Kevin wurde von einigen Zombies überrannt und ist ihnen hilflos ausgeliefert.
Als Resident Evil Outbreak erstmals angekündigt wurde, erregte das die Gemüter der Fangemeinde. Die Möglichkeit, jetzt auch online auf Zombiehatz zu gehen, klang verlockend. Zudem ist Outbreak nach etlichen Spielen für den GameCube der erste "richtige" neue Resident Evil-Titel für die PS2. Die Vorfreude war dementsprechend groß und der Erfolg des Spiels schon so gut wie sicher. Leider kam der etwas schleppende Verkauf des Netzwerk-Adapters für die PS2 dazwischen und Capcoms Befürchtungen, dass sich deswegen zu wenige Zombiejäger online tummeln würden, führte zu der Entscheidung, einen Offline-Modus in das Spiel einzubauen. Allerdings merkt man zu jedem Zeitpunkt, dass Outbreak als Online-Titel konzipiert war und in dieser Form für Einzelspieler einfach nicht so gut funktioniert. Als Zusatz zu den Online-Szenarien ist das zwar trotzdem ein netter Zeitvertreib, sollte Outbreak hierzulande aber ausschließlich offline erscheinen, wäre das ein großer Verlust für europäische Spieler.

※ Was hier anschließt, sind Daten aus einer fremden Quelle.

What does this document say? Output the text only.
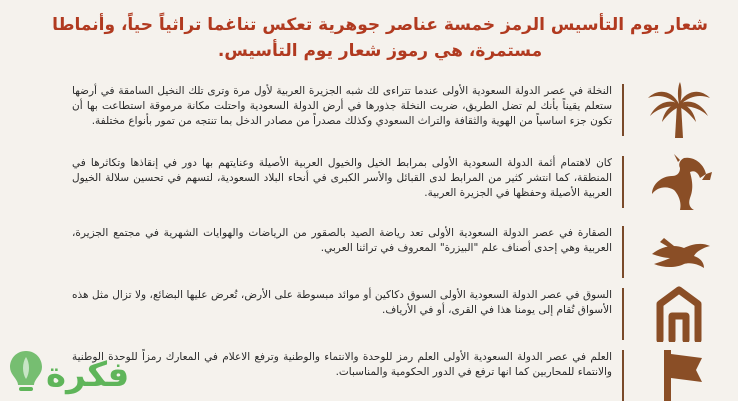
شعار يوم التأسيس الرمز خمسة عناصر جوهرية تعكس تناغما تراثياً حياً، وأنماطا مستمرة، هي رموز شعار يوم التأسيس.

النخلة في عصر الدولة السعودية الأولى عندما تتراءى لك شبه الجزيرة العربية لأول مرة وترى تلك النخيل السامقة في أرضها ستعلم يقيناً بأنك لم تضل الطريق، ضربت النخلة جذورها في أرض الدولة السعودية واحتلت مكانة مرموقة استطاعت بها أن تكون جزء اساسياً من الهوية والثقافة والتراث السعودي وكذلك مصدراً من مصادر الدخل بما تنتجه من تمور بأنواع مختلفة.

كان لاهتمام أئمة الدولة السعودية الأولى بمرابط الخيل والخيول العربية الأصيلة وعنايتهم بها دور في إنقاذها وتكاثرها في المنطقة، كما انتشر كثير من المرابط لدى القبائل والأسر الكبرى في أنحاء البلاد السعودية، لتسهم في تحسين سلالة الخيول العربية الأصيلة وحفظها في الجزيرة العربية.

الصقارة في عصر الدولة السعودية الأولى تعد رياضة الصيد بالصقور من الرياضات والهوايات الشهرية في مجتمع الجزيرة، العربية وهي إحدى أصناف علم "البيزرة" المعروف في تراثنا العربي.

السوق في عصر الدولة السعودية الأولى السوق دكاكين أو موائد مبسوطة على الأرض، تُعرض عليها البضائع، ولا تزال مثل هذه الأسواق تُقام إلى يومنا هذا في القرى، أو في الأرياف.

العلم في عصر الدولة السعودية الأولى العلم رمز للوحدة والانتماء والوطنية وترفع الاعلام في المعارك رمزاً للوحدة الوطنية والانتماء للمحاربين كما انها ترفع في الدور الحكومية والمناسبات.

فكرة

Fünf Szenarien und keine Story
Outbreak ist in fünf unterschiedliche Szenarien unterteilt. Diese sind lediglich dadurch miteinander verbunden, dass sie alle in Raccoon City spielen. Eine durchgehende Story wie in den alten Resident Evil-Titeln gibt es nicht. Dies ist einer der Hauptgründe, warum Resident Evil Outbreak im Online-Modus zwar gut funktionieren könnte, offline aber nicht halb so aufregend ist wie alte Teile der Serie. Daran ändert auch der Wiederspielwert nichts: Es gibt insgesamt acht Charaktere, mit denen Sie jedes Szenario spielen können, sowie zahlreiches Bonusmaterial, das aber erst einmal freigeschaltet und anschließend mit Punkten, die Sie als Belohnung für jedes Szenario erhalten, erkauft werden muss.

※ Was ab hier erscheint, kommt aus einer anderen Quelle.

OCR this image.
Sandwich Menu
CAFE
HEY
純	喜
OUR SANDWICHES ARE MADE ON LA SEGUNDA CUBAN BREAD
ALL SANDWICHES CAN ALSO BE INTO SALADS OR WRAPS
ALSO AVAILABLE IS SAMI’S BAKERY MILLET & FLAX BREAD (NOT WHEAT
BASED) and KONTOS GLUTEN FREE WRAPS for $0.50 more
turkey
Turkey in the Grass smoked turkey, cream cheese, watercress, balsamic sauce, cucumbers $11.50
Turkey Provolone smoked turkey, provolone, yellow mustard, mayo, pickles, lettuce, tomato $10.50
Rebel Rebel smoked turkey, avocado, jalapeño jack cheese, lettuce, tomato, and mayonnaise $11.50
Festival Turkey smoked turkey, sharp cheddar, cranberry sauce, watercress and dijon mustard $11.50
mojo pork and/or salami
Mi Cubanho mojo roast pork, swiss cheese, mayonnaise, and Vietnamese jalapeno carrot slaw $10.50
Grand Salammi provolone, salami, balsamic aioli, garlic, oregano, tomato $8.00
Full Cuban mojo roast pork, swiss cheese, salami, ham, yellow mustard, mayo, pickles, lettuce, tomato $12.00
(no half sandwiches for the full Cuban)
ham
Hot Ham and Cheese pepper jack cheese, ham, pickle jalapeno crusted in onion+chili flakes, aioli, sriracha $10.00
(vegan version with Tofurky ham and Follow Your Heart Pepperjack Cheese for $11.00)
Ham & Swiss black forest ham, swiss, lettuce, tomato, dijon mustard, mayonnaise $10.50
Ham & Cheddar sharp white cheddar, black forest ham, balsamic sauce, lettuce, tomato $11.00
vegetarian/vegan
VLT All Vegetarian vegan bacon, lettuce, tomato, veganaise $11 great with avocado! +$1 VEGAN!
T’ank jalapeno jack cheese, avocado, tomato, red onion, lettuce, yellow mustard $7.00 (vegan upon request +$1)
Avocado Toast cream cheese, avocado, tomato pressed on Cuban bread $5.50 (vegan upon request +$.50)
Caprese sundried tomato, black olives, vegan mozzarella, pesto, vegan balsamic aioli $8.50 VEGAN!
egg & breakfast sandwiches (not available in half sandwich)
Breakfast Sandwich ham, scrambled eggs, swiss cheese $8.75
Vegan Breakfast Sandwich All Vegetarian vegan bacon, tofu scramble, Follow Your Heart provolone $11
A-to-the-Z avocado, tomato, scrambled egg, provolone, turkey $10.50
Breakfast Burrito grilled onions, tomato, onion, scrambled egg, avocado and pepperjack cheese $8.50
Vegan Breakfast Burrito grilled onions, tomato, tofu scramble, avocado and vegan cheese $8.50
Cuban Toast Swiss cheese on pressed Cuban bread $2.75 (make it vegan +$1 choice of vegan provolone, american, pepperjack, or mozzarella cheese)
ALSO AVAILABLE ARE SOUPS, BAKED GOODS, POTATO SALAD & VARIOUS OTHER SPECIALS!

Halt den Mund und lade endlich
Die Spielmechanik selbst hingegen funktioniert recht gut. Kenner der Serie werden sich dank einer nur wenig veränderten Steuerung und typischer Resident Evil-Rätsel schnell zurechtfinden, wobei viele Rätsel sogar einfach nur recycelt und beinahe 1:1 aus alten Teilen der Serie übernommen wurden. Hier hätte Capcom ruhig ein bisschen einfallsreicher sein können. Ein echtes neues Element hingegen ist die Möglichkeit zur Kommunikation. Auch wenn Sie offline spielen, werden Sie von zwei weiteren Charakteren begleitet. Von diesen können Sie Items anfordern oder Sie können sie um Hilfe im Kampf gegen die Zombiehorden bitten. Allerdings besteht auch hier ein Problem: Es gibt nur einige wenige Standardkommandos, die Sie mit dem rechten Analogstick erteilen. Die Macher von Outbreak haben sich gegen eine Headset-Funktion entschlossen, um die Atmosphäre des Online-Spiels nicht durch Privatgespräche der Spieler zu gefährden. Das klingt verständlich, aber wenn die computergesteuerten Charaktere im Offline-Spiel permanent selbst sinnlose Befehle oder Ausrufe von sich geben, wirkt sich das wohl negativer auf die Atmosphäre aus als ein freundliches "Und, was machst du so am Wochenende?" eines menschlichen Mitspielers. Ansonsten funktioniert die KI aber ganz gut und nur selten verflucht man das Verhalten der virtuellen Gefährten. Auch auf eben angesprochene Befehle reagieren die anderen Figuren in den meisten Fällen recht schnell. Weniger flott geht allerdings der Wechsel von einem Raum in einen anderen vonstatten. Sie denken, die Türanimationen vergangener Resident Evil-Zeiten seien nervig gewesen? Die waren nicht halb so schlimm wie der zehn Sekunden lange Blick auf einen schwarzen Bildschirm. Solche Ladezeiten sind nicht akzeptabel, besonders nicht bei einem Spiel, in dem man ständig durch Türen schreiten muss. Das geht sogar so weit, dass Sie bei manchen raumübergreifenden Kombinationsrätseln mehr Zeit vor dem Ladebildschirm als mit dem Lösen des Rätsels selbst verbringen werden. Wer die Ladezeiten verkürzen will, kann sich in Japan die Festplatte für die PS2 besorgen, für den europäischen Markt ist diese aber noch nicht angekündigt.